Use the substitution \(z=x+y\) to find the solution of the differential equation
\(\frac{\mathrm{d} y}{\mathrm{~d} x}=\frac{1+3 x+3 y}{3 x+3 y-1}\)
for which \(y=0\) when \(x=1\). Give your answer in the form \(a \ln (x+y)+b(x-y)+c=0\), where \(a\), \(b\) and \(c\) are constants to be determined.
It is given that \(v=y^{4}\) and
\(y^{3} \frac{\mathrm{~d}^{2} y}{\mathrm{~d} x^{2}}+3 y^{2}\left(\frac{\mathrm{~d} y}{\mathrm{~d} x}\right)^{2}+y^{3} \frac{\mathrm{~d} y}{\mathrm{~d} x}+y^{4}=\mathrm{e}^{-2 x} .\)
(a) Show that
\(\frac{\mathrm{d}^{2} v}{\mathrm{~d} x^{2}}+\frac{\mathrm{d} v}{\mathrm{~d} x}+4 v=4 \mathrm{e}^{-2 x}\)
(b) Find \(y\) in terms of \(x\), given that, when \(x=0, y=1\) and \(\frac{\mathrm{d} y}{\mathrm{~d} x}=-\frac{3}{8}\).
Use the substitution \(y=v x\) to find the solution of the differential equation
\(x \frac{\mathrm{~d} y}{\mathrm{~d} x}=y+\sqrt{9 x^{2}+y^{2}}\)
for which \(y=0\) when \(x=1\). Give your answer in the form \(y=\mathrm{f}(x)\), where \(\mathrm{f}(x)\) is a polynomial in \(x\).
(a) Use the substitution \(u=1-(\theta-1)^{2}\) to find
\(\int \frac{\theta-1}{\sqrt{1-(\theta-1)^{2}}} \mathrm{~d} \theta .\)

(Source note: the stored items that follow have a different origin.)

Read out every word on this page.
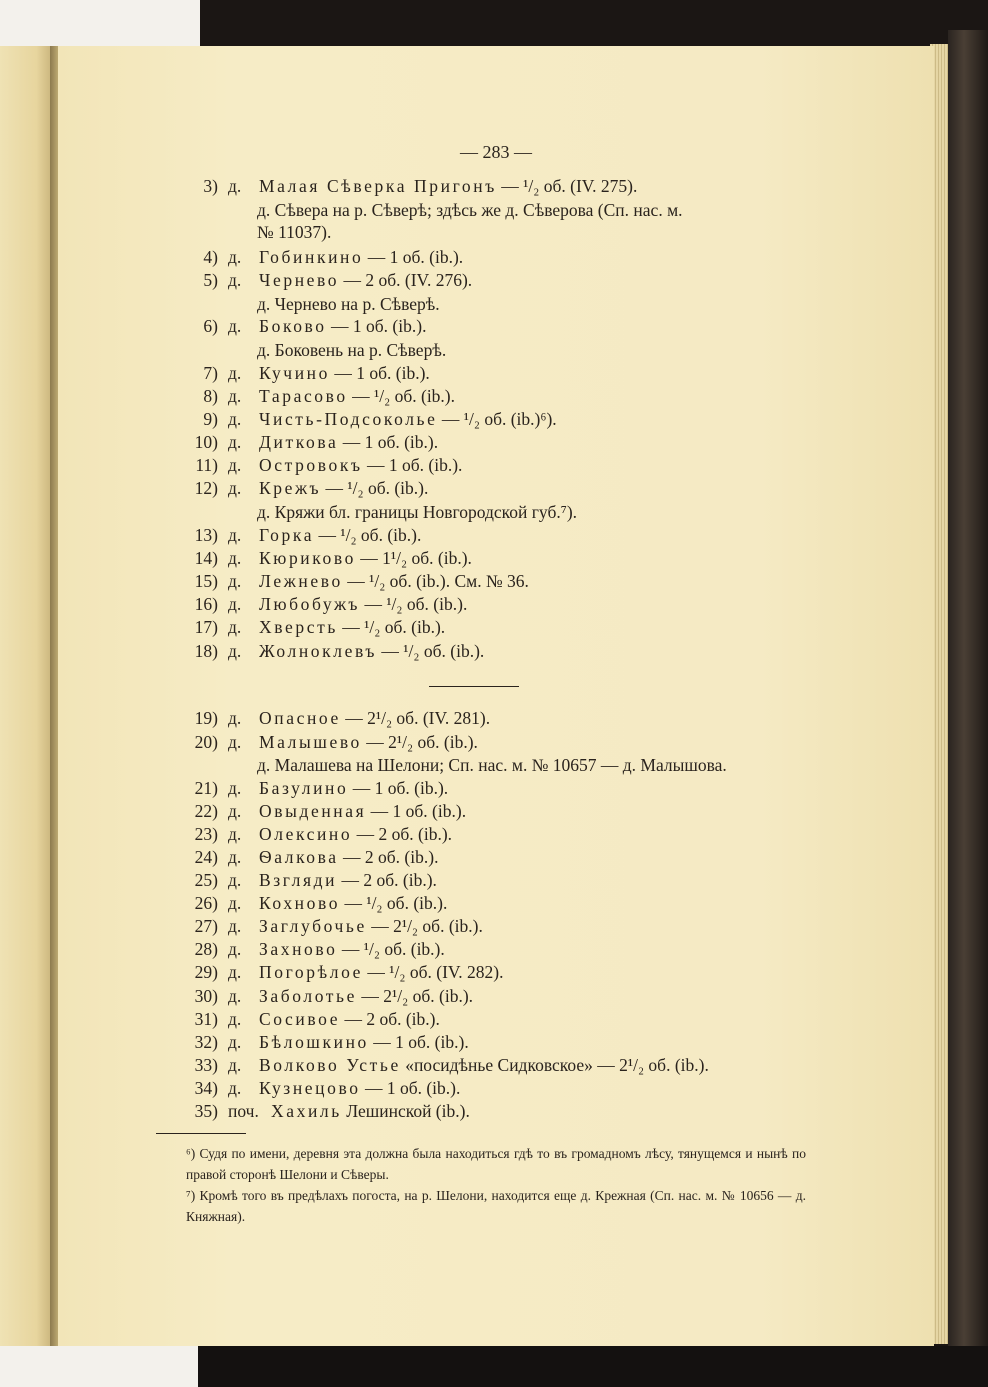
— 283 —
3) д. Малая Сѣверка Пригонъ — ¹/₂ об. (IV. 275).
д. Сѣвера на р. Сѣверѣ; здѣсь же д. Сѣверова (Сп. нас. м.
№ 11037).
4) д. Гобинкино — 1 об. (ib.).
5) д. Чернево — 2 об. (IV. 276).
д. Чернево на р. Сѣверѣ.
6) д. Боково — 1 об. (ib.).
д. Боковень на р. Сѣверѣ.
7) д. Кучино — 1 об. (ib.).
8) д. Тарасово — ¹/₂ об. (ib.).
9) д. Чисть-Подсоколье — ¹/₂ об. (ib.)⁶).
10) д. Диткова — 1 об. (ib.).
11) д. Островокъ — 1 об. (ib.).
12) д. Крежъ — ¹/₂ об. (ib.).
д. Кряжи бл. границы Новгородской губ.⁷).
13) д. Горка — ¹/₂ об. (ib.).
14) д. Кюриково — 1¹/₂ об. (ib.).
15) д. Лежнево — ¹/₂ об. (ib.). См. № 36.
16) д. Любобужъ — ¹/₂ об. (ib.).
17) д. Хверсть — ¹/₂ об. (ib.).
18) д. Жолноклевъ — ¹/₂ об. (ib.).
19) д. Опасное — 2¹/₂ об. (IV. 281).
20) д. Малышево — 2¹/₂ об. (ib.).
д. Малашева на Шелони; Сп. нас. м. № 10657 — д. Малышова.
21) д. Базулино — 1 об. (ib.).
22) д. Овыденная — 1 об. (ib.).
23) д. Олексино — 2 об. (ib.).
24) д. Ѳалкова — 2 об. (ib.).
25) д. Взгляди — 2 об. (ib.).
26) д. Кохново — ¹/₂ об. (ib.).
27) д. Заглубочье — 2¹/₂ об. (ib.).
28) д. Захново — ¹/₂ об. (ib.).
29) д. Погорѣлое — ¹/₂ об. (IV. 282).
30) д. Заболотье — 2¹/₂ об. (ib.).
31) д. Сосивое — 2 об. (ib.).
32) д. Бѣлошкино — 1 об. (ib.).
33) д. Волково Устье «посидѣнье Сидковское» — 2¹/₂ об. (ib.).
34) д. Кузнецово — 1 об. (ib.).
35) поч. Хахиль Лешинской (ib.).

⁶) Судя по имени, деревня эта должна была находиться гдѣ то въ громадномъ лѣсу, тянущемся и нынѣ по правой сторонѣ Шелони и Сѣверы.

⁷) Кромѣ того въ предѣлахъ погоста, на р. Шелони, находится еще д. Крежная (Сп. нас. м. № 10656 — д. Княжная).
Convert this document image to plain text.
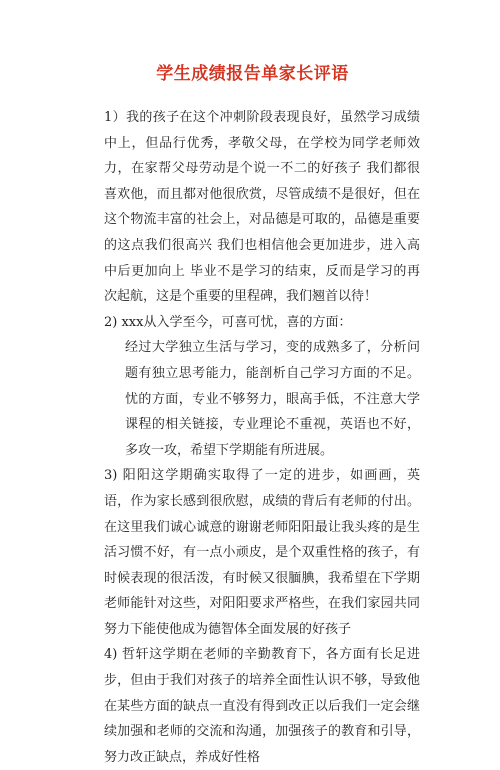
学生成绩报告单家长评语

1）我的孩子在这个冲刺阶段表现良好，虽然学习成绩中上，但品行优秀，孝敬父母，在学校为同学老师效力，在家帮父母劳动是个说一不二的好孩子 我们都很喜欢他，而且都对他很欣赏，尽管成绩不是很好，但在这个物流丰富的社会上，对品德是可取的，品德是重要的这点我们很高兴 我们也相信他会更加进步，进入高中后更加向上 毕业不是学习的结束，反而是学习的再次起航，这是个重要的里程碑，我们翘首以待！

2) xxx从入学至今，可喜可忧，喜的方面：

经过大学独立生活与学习，变的成熟多了，分析问题有独立思考能力，能剖析自己学习方面的不足。忧的方面，专业不够努力，眼高手低，不注意大学课程的相关链接，专业理论不重视，英语也不好，多攻一攻，希望下学期能有所进展。

3) 阳阳这学期确实取得了一定的进步，如画画，英语，作为家长感到很欣慰，成绩的背后有老师的付出。在这里我们诚心诚意的谢谢老师阳阳最让我头疼的是生活习惯不好，有一点小顽皮，是个双重性格的孩子，有时候表现的很活泼，有时候又很腼腆，我希望在下学期老师能针对这些，对阳阳要求严格些，在我们家园共同努力下能使他成为德智体全面发展的好孩子

4) 哲轩这学期在老师的辛勤教育下，各方面有长足进步，但由于我们对孩子的培养全面性认识不够，导致他在某些方面的缺点一直没有得到改正以后我们一定会继续加强和老师的交流和沟通，加强孩子的教育和引导，努力改正缺点，养成好性格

(b) Find the solution of the differential equation
\(\theta \frac{\mathrm{d} y}{\mathrm{~d} \theta}-y=\theta^{2} \sin ^{-1}(\theta-1),\)
where \(0\lt \theta\lt 2\), given that \(y=1\) when \(\theta=1\). Give your answer in the form \(y=\mathrm{f}(\theta)\).
It is given that \(x=t^{3} y\) and
\[t^{3} \frac{\mathrm{~d}^{2} y}{\mathrm{~d} t^{2}}+\left(4 t^{3}+6 t^{2}\right) \frac{\mathrm{d} y}{\mathrm{~d} t}+\left(13 t^{3}+12 t^{2}+6 t\right) y=61 \mathrm{e}^{\frac{1}{2} t}\]
(a) Show that
\[\frac{\mathrm{d}^{2} x}{\mathrm{~d} t^{2}}+4 \frac{\mathrm{~d} x}{\mathrm{~d} t}+13 x=61 \mathrm{e}^{\frac{1}{2} t}\]
(b) Find the general solution for \(y\) in terms of \(t\).
It is given that \(y=x^{2} w\) and
\[x^{2} \frac{\mathrm{~d}^{2} w}{\mathrm{~d} x^{2}}+4 x(x+1) \frac{\mathrm{d} w}{\mathrm{~d} x}+\left(5 x^{2}+8 x+2\right) w=5 x^{2}+4 x+2\]
(a) Show that
\[\frac{\mathrm{d}^{2} y}{\mathrm{~d} x^{2}}+4 \frac{\mathrm{~d} y}{\mathrm{~d} x}+5 y=5 x^{2}+4 x+2\]
(b) Find the general solution for \(w\) in terms of \(x\).
The variables \(x\) and \(y\) are related by the differential equation
\(y^{2} \frac{\mathrm{~d}^{2} y}{\mathrm{~d} x^{2}}+2 y^{2} \frac{\mathrm{~d} y}{\mathrm{~d} x}+2 y\left(\frac{\mathrm{~d} y}{\mathrm{~d} x}\right)^{2}-5 y^{3}=8 \mathrm{e}^{-x} .\)
Given that \(v=y^{3}\), show that
\(\frac{\mathrm{d}^{2} v}{\mathrm{~d} x^{2}}+2 \frac{\mathrm{~d} v}{\mathrm{~d} x}-15 v=24 \mathrm{e}^{-x}\)
Hence find the general solution for \(y\) in terms of \(x\).